Abstract
Objective
retest effects may be attributed to ‘repeated content’ in neuropsychological tests such as words in word list-learning tests, or the ‘testing context’ which involves procedural memory and reduced test anxiety following repeated administration. Alzheimer’s Disease (AD) severely impairs episodic memory, so longitudinal cognitive testing among people with dementia may reveal the relative contributions of content versus context to retest effects in neuropsychological testing.
Method
we used data from the Critical Path Institute’s repository of placebo arm data from randomized controlled trials (RCTs) of dementia conducted by participating pharmaceutical companies (N = 990 people, 4,170 study visits, up to 2.4 years of follow-up). To estimate retest effects on the Mini-Mental State Examination (MMSE), we used linear regressions with random effects for people and time, adjusting for age, sex and race, and longitudinal quantile regressions.
Results
average MMSE score (16.6 points, SD = 5.5, range 1, 27) declined by 2.0 points/year (95% confidence interval, CI: −2.3, −1.8). Mean retest effect was 0.6 points (95% CI: 0.4, 0.8) at second assessment (average 4 months after baseline). Retest effects were similar among participants with and without any recall on the short-delay word recall subscale score at baseline, and at the 30th, 50th and 70th percentiles of the MMSE distribution, suggesting similar retest effects across the spectrum from mild to severe cases of dementia.
Conclusions
retest effects are apparent in people with dementia despite reduced episodic memory, suggesting a prominent role of the testing context in RCTs and cohort studies.

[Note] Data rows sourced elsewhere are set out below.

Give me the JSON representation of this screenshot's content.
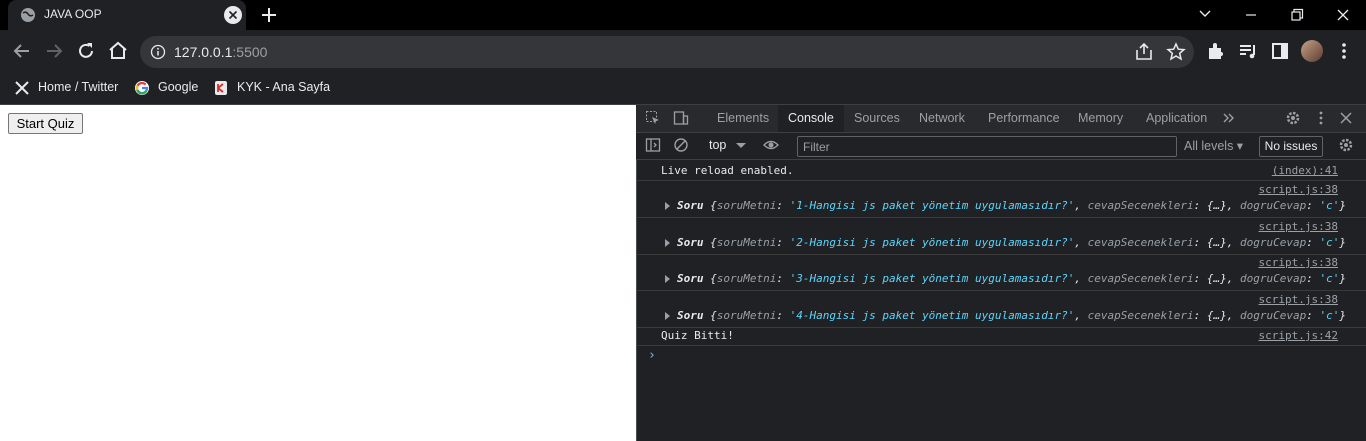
{
  "browser": {
    "tab_title": "JAVA OOP",
    "url_host": "127.0.0.1",
    "url_port": ":5500",
    "bookmarks": [
      {
        "label": "Home / Twitter",
        "icon": "x-logo-icon"
      },
      {
        "label": "Google",
        "icon": "google-icon"
      },
      {
        "label": "KYK - Ana Sayfa",
        "icon": "kyk-icon"
      }
    ]
  },
  "page": {
    "start_button": "Start Quiz"
  },
  "devtools": {
    "tabs": [
      "Elements",
      "Console",
      "Sources",
      "Network",
      "Performance",
      "Memory",
      "Application"
    ],
    "active_tab": "Console",
    "context": "top",
    "filter_placeholder": "Filter",
    "levels": "All levels",
    "issues": "No issues",
    "logs": [
      {
        "text": "Live reload enabled.",
        "source": "(index):41"
      },
      {
        "class": "Soru",
        "text": "1-Hangisi js paket yönetim uygulamasıdır?",
        "source": "script.js:38"
      },
      {
        "class": "Soru",
        "text": "2-Hangisi js paket yönetim uygulamasıdır?",
        "source": "script.js:38"
      },
      {
        "class": "Soru",
        "text": "3-Hangisi js paket yönetim uygulamasıdır?",
        "source": "script.js:38"
      },
      {
        "class": "Soru",
        "text": "4-Hangisi js paket yönetim uygulamasıdır?",
        "source": "script.js:38"
      },
      {
        "text": "Quiz Bitti!",
        "source": "script.js:42"
      }
    ],
    "obj_keys": {
      "k1": "soruMetni",
      "k2": "cevapSecenekleri",
      "k2val": "{…}",
      "k3": "dogruCevap",
      "k3val": "'c'"
    }
  }
}
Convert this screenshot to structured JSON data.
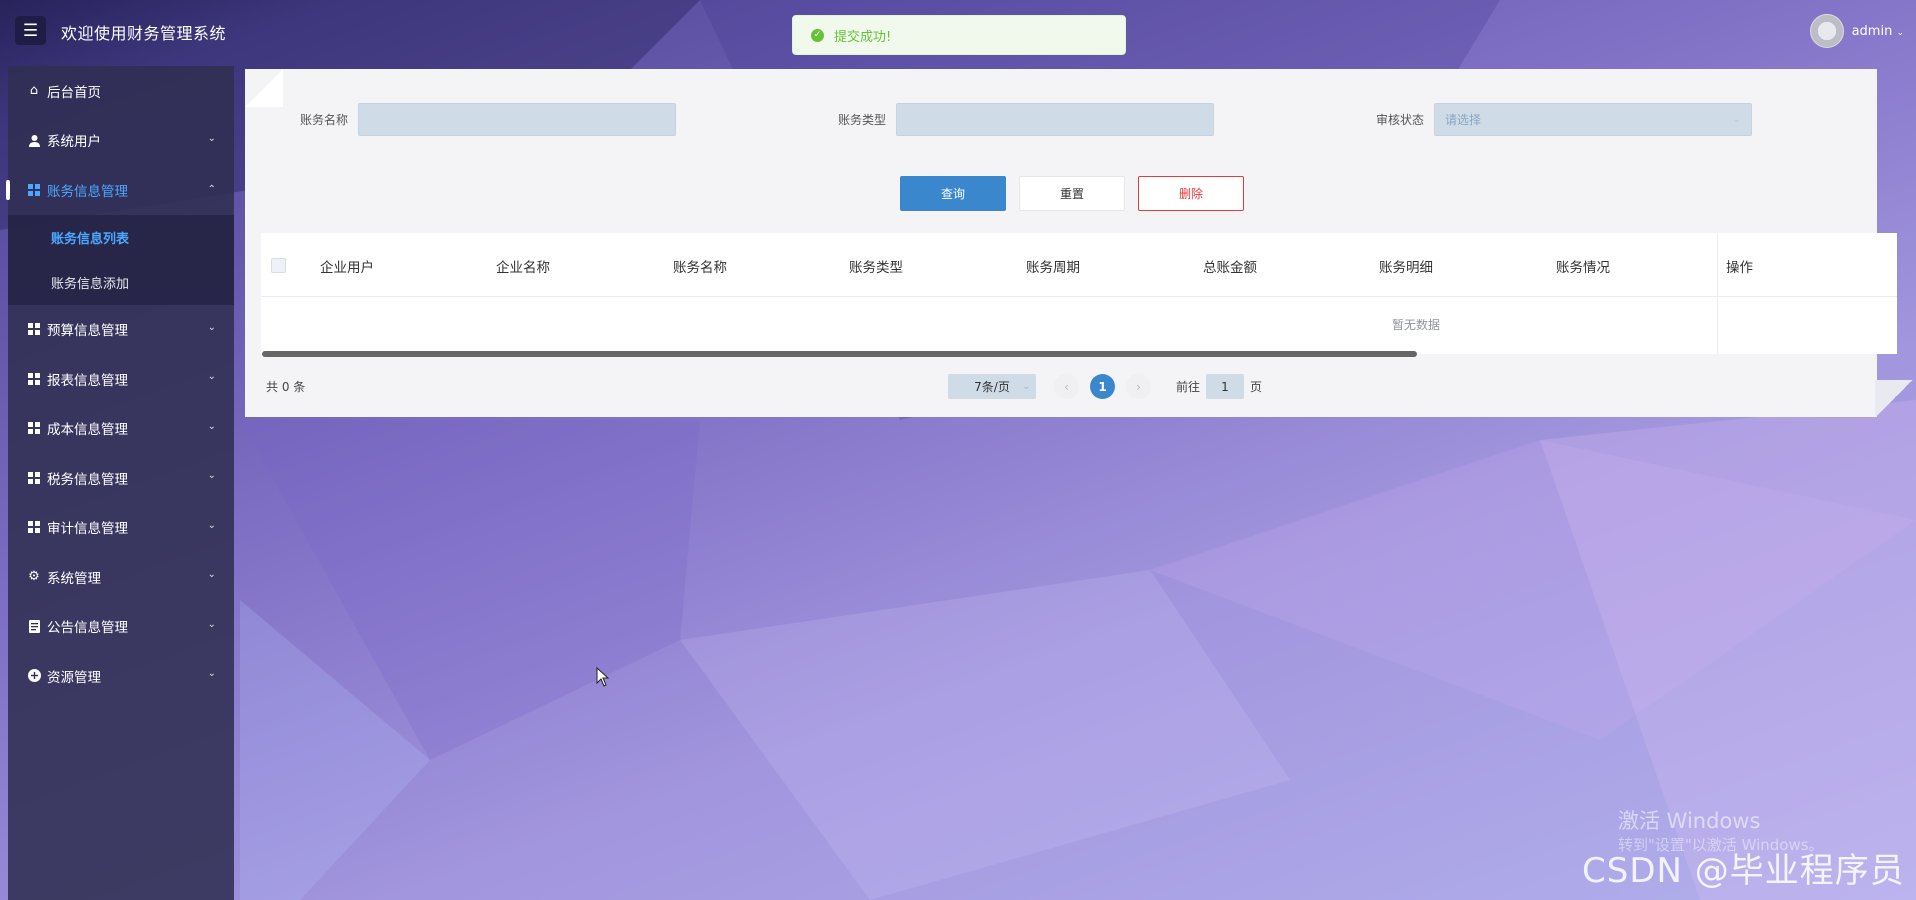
{
  "header": {
    "menu_toggle_icon": "hamburger-icon",
    "title": "欢迎使用财务管理系统",
    "user_name": "admin"
  },
  "toast": {
    "icon": "success-check-icon",
    "message": "提交成功!"
  },
  "sidebar": {
    "items": [
      {
        "label": "后台首页",
        "icon": "home-icon"
      },
      {
        "label": "系统用户",
        "icon": "user-icon"
      },
      {
        "label": "账务信息管理",
        "icon": "grid-icon",
        "expanded": true,
        "children": [
          {
            "label": "账务信息列表",
            "active": true
          },
          {
            "label": "账务信息添加"
          }
        ]
      },
      {
        "label": "预算信息管理",
        "icon": "grid-icon"
      },
      {
        "label": "报表信息管理",
        "icon": "grid-icon"
      },
      {
        "label": "成本信息管理",
        "icon": "grid-icon"
      },
      {
        "label": "税务信息管理",
        "icon": "grid-icon"
      },
      {
        "label": "审计信息管理",
        "icon": "grid-icon"
      },
      {
        "label": "系统管理",
        "icon": "gear-icon"
      },
      {
        "label": "公告信息管理",
        "icon": "document-icon"
      },
      {
        "label": "资源管理",
        "icon": "plus-circle-icon"
      }
    ]
  },
  "search": {
    "account_name_label": "账务名称",
    "account_name_value": "",
    "account_type_label": "账务类型",
    "account_type_value": "",
    "review_status_label": "审核状态",
    "review_status_placeholder": "请选择"
  },
  "buttons": {
    "query": "查询",
    "reset": "重置",
    "delete": "删除"
  },
  "table": {
    "columns": [
      "企业用户",
      "企业名称",
      "账务名称",
      "账务类型",
      "账务周期",
      "总账金额",
      "账务明细",
      "账务情况",
      "操作"
    ],
    "rows": [],
    "empty_text": "暂无数据"
  },
  "pagination": {
    "total_text": "共 0 条",
    "page_size": "7条/页",
    "current_page": "1",
    "goto_prefix": "前往",
    "goto_value": "1",
    "goto_suffix": "页"
  },
  "watermarks": {
    "windows_line1": "激活 Windows",
    "windows_line2": "转到\"设置\"以激活 Windows。",
    "csdn": "CSDN @毕业程序员"
  },
  "colors": {
    "accent": "#3a87ce",
    "danger": "#e53b3b",
    "success": "#67c23a",
    "sidebar_active": "#4aa8ff"
  }
}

Keywords: retest effects, practice effects, neuropsychological testing, ageing, dementia
Introduction
Retest or practice effects, the extent to which performance improves after repeated cognitive testing [1], are well-documented clinically and in longitudinal studies of cognitive ageing [2–4]. Retest effects due to repeated neuropsychological testing can obscure findings from studies for which cognitive decline is an outcome [3, 5]. The manner in which these effects are accounted for, whether statistically or through study design, depends on their presumed sources. Retest effects have been attributed to the ‘content’ of neuropsychological tests, as well as to the ‘context’ in which they are administered.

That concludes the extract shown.